The development of passive and active millimeter wave imaging systems is progressing rapidly fueled by the need for many applications in the area of security and defense. Imaging schemes that may either utilize array detectors or single detectors in scan architectures offer suffer from poor resolution due to the longer wavelengths used and the limits of the optical system in terms of lens and mirror dimensions. In order to overcome this limit, super-resolution techniques can be employed to enhance the resolution of the imaging system. Here, a form of this technique based on oversampling is applied to reconstruct the image of a target which is acquired using compressive sensing based on scanning the image plane using randomly patterned masks with fixed pixel sizes. The mm-wave stand-off imaging system uses a 93 GHz center frequency source and heterodyne sub-harmonic receiver place in a bi-static configuration to image a target in reflection mode. The image of the target is projected onto a mechanically scanned spatial light modulator (SLM), which is a patterned two-dimensional mask that is translated along one axis.
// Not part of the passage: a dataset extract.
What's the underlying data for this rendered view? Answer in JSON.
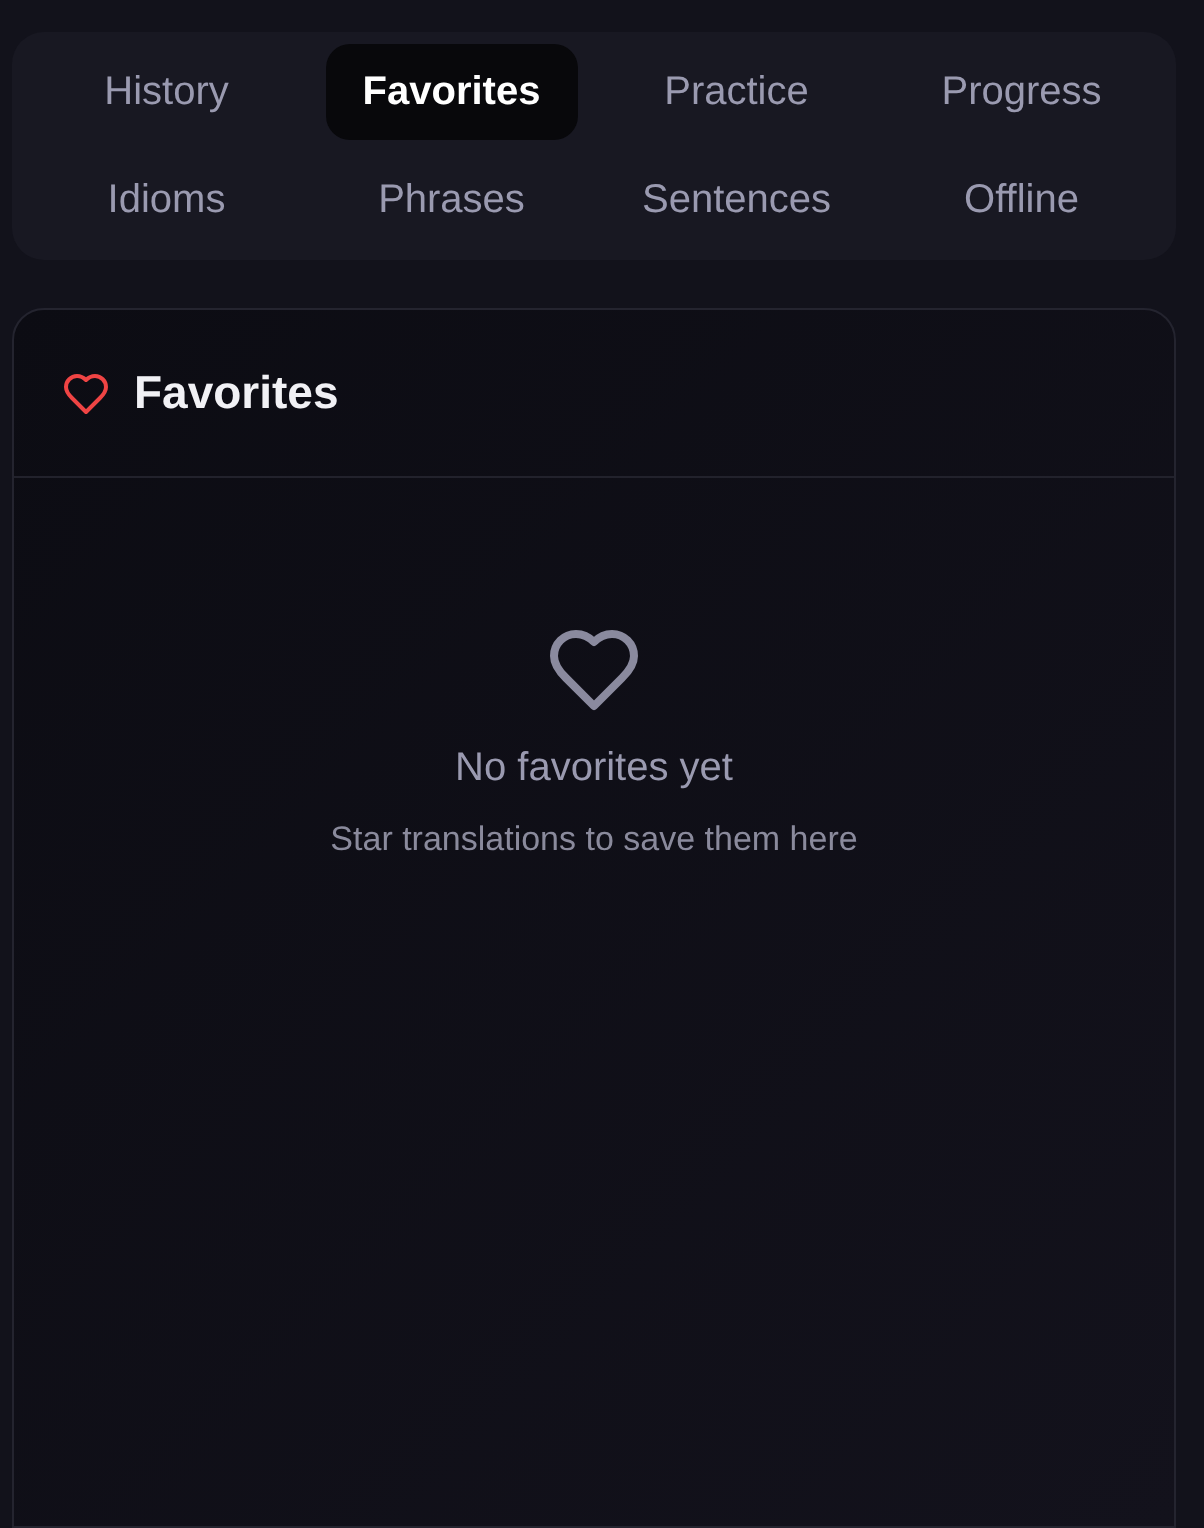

In order to improve the resolution of the image, the masks are shifted by half the pixel size (2.5mm). To enhance the resolution of the image, the patterns are shifted by smaller steps, thereby each pixel is oversampled and the resulting new pattern and detected intensity is fed into the CS algorithm to reconstruct the image of the target. After the image reconstruction process, sharper edges are observed for a circular object of 12mm diameter compared to the image acquired by whole pixel step scanning.